Mr Y went on to develop a significant pressure sore and was eventually moved to a nursing home where he died from heart failure.
In summing up, the Ombudsman noted that families and carers play an important role in their loved one's recovery process, and called upon hospitals to:
"Treat them (carers and relatives) as partners throughout the discharge planning process and don't treat their involvement as an afterthought."
Of course I appreciate that a report of this nature is always going to highlight the worst cases, after all the role of the Ombudsman is to deal with complaints that NHS trusts couldn't resolve, and that amongst the millions of people who use the NHS the majority will have far more positive experiences. Nevertheless, the report's conclusion shames us all:
"We found that while some people suffered because of avoidable clinical errors, the majority suffered because they did not have the support they needed despite being deemed medically ready to go home."
The point about people not having the support they needed really gets to the heart of the issue for me.
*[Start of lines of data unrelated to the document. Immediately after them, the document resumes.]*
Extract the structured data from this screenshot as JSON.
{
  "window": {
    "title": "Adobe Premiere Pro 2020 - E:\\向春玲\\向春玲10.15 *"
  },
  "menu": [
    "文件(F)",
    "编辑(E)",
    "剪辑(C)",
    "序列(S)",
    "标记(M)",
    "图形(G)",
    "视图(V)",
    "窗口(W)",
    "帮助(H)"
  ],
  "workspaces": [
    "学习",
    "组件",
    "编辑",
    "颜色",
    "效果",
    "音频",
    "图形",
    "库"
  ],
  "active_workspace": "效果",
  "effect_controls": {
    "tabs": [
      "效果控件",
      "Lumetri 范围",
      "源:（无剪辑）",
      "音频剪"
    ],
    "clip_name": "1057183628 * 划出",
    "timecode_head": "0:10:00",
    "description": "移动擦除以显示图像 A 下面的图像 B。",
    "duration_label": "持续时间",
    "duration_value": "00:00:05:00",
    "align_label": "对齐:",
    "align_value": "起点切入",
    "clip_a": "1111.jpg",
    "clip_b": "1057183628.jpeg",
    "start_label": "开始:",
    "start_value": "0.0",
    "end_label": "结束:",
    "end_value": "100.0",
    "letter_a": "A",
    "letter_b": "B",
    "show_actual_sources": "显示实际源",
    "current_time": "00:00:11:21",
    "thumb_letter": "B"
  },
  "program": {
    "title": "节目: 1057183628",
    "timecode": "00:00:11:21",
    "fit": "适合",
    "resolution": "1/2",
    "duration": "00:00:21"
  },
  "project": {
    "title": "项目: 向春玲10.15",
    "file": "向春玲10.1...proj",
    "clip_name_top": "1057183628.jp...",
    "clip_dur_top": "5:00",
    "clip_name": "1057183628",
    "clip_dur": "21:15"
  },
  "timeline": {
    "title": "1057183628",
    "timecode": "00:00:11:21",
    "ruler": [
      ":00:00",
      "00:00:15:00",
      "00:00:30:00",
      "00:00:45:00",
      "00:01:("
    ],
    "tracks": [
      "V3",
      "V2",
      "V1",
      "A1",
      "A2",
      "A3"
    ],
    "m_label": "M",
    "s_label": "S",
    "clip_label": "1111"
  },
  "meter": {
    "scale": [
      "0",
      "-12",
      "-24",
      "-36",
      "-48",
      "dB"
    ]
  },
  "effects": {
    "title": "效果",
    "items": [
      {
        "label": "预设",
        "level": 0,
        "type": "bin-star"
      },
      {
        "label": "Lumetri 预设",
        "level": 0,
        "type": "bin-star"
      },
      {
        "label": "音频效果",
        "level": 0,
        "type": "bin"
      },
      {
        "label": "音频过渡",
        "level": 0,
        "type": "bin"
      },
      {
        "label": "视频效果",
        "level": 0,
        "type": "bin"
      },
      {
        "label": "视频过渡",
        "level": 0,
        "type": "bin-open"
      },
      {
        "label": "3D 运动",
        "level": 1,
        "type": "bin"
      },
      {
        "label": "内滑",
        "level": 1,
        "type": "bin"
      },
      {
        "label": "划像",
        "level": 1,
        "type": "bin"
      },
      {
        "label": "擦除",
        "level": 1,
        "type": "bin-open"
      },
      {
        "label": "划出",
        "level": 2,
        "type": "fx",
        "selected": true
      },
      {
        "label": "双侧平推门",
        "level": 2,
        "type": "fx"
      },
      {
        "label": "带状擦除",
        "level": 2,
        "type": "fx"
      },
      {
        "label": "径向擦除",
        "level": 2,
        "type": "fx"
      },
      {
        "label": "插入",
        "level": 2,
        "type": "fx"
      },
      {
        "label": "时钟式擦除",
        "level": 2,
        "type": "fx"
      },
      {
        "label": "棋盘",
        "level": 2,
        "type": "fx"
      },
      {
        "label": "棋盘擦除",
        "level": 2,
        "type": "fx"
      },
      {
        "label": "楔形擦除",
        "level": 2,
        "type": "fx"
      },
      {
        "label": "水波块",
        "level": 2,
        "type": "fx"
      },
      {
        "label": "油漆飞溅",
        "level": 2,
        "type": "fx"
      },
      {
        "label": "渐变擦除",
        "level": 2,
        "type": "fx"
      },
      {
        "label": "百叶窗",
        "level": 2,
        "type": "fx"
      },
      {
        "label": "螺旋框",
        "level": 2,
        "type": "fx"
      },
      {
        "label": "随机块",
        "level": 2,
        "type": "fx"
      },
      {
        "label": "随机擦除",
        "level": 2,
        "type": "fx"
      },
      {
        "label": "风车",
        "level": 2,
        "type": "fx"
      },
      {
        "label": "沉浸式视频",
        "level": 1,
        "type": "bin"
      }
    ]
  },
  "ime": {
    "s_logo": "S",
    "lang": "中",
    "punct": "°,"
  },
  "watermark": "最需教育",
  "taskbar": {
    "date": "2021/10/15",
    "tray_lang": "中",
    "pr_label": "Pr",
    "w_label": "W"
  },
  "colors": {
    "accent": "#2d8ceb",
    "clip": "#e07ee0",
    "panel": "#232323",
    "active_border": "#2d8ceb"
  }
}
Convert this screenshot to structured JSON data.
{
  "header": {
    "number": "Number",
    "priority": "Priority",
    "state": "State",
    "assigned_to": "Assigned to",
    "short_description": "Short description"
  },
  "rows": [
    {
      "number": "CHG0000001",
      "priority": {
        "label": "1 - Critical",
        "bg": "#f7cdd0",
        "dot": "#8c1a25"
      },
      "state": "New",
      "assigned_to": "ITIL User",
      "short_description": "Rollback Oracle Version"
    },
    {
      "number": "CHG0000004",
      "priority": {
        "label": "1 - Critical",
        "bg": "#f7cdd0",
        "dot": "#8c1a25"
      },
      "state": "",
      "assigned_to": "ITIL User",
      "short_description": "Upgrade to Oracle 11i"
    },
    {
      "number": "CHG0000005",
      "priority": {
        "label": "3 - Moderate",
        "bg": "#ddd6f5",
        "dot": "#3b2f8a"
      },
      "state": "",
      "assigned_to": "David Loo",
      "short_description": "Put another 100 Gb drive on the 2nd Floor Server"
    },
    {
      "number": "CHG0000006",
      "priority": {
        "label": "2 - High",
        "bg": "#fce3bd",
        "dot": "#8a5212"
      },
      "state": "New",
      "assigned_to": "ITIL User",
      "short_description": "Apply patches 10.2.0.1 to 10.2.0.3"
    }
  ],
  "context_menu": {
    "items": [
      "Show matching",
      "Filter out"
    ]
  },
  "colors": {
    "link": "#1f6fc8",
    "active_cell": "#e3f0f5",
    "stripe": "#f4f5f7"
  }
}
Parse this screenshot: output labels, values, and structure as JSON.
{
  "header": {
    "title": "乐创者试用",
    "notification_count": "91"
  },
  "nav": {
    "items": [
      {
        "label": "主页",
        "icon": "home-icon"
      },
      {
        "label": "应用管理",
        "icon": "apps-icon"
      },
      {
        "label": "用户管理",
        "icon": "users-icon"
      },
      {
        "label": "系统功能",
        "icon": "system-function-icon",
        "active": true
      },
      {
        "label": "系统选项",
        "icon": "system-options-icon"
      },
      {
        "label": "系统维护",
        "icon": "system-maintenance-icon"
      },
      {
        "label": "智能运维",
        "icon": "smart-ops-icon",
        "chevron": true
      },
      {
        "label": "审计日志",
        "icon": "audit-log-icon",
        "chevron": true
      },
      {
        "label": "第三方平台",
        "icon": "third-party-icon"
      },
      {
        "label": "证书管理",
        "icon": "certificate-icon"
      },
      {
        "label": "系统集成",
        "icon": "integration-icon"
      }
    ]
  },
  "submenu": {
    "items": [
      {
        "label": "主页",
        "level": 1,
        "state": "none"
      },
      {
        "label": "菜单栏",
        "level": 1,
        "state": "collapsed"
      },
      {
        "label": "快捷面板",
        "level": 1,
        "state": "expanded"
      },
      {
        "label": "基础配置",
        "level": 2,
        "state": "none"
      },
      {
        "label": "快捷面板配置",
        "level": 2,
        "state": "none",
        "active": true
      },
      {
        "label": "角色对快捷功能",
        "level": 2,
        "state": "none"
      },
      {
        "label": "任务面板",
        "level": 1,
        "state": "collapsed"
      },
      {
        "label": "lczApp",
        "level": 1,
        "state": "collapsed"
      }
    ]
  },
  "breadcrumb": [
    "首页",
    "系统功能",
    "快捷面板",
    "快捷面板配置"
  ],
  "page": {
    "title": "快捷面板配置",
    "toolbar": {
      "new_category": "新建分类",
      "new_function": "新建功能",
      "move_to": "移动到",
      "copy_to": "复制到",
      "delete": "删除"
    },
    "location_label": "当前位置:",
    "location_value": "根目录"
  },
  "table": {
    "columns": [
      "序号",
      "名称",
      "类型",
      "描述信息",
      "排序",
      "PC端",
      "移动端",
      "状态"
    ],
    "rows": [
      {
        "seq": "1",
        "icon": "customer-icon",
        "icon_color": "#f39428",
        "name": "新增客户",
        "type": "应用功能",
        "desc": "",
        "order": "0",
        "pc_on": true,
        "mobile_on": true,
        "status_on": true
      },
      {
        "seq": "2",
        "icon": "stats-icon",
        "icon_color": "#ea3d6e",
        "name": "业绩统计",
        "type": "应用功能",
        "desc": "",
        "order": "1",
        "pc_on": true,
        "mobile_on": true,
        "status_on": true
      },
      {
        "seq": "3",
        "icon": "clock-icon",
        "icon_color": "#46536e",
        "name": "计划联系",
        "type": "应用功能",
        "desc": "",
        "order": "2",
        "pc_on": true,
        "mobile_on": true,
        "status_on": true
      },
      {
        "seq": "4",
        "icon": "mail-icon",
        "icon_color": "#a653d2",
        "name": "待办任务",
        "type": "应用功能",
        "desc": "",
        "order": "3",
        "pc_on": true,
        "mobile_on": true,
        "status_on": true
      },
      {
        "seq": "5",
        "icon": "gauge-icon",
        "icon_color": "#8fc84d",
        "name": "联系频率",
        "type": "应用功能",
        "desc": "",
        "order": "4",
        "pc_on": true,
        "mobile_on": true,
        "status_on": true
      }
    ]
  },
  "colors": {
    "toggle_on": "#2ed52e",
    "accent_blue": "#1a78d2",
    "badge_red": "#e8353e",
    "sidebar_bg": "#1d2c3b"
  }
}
Failing to support people in their own home, be that by supporting a family carer, having professional homecare, or providing appropriate technology and daily living aids - or indeed a combination of all three - is leading to poor outcomes for patients, families and the NHS.
My conclusion: Investment in social care, alongside more integrated, seamless working between health and social care, is of paramount importance if we are to ensure that reports like this aren't repeated in the future.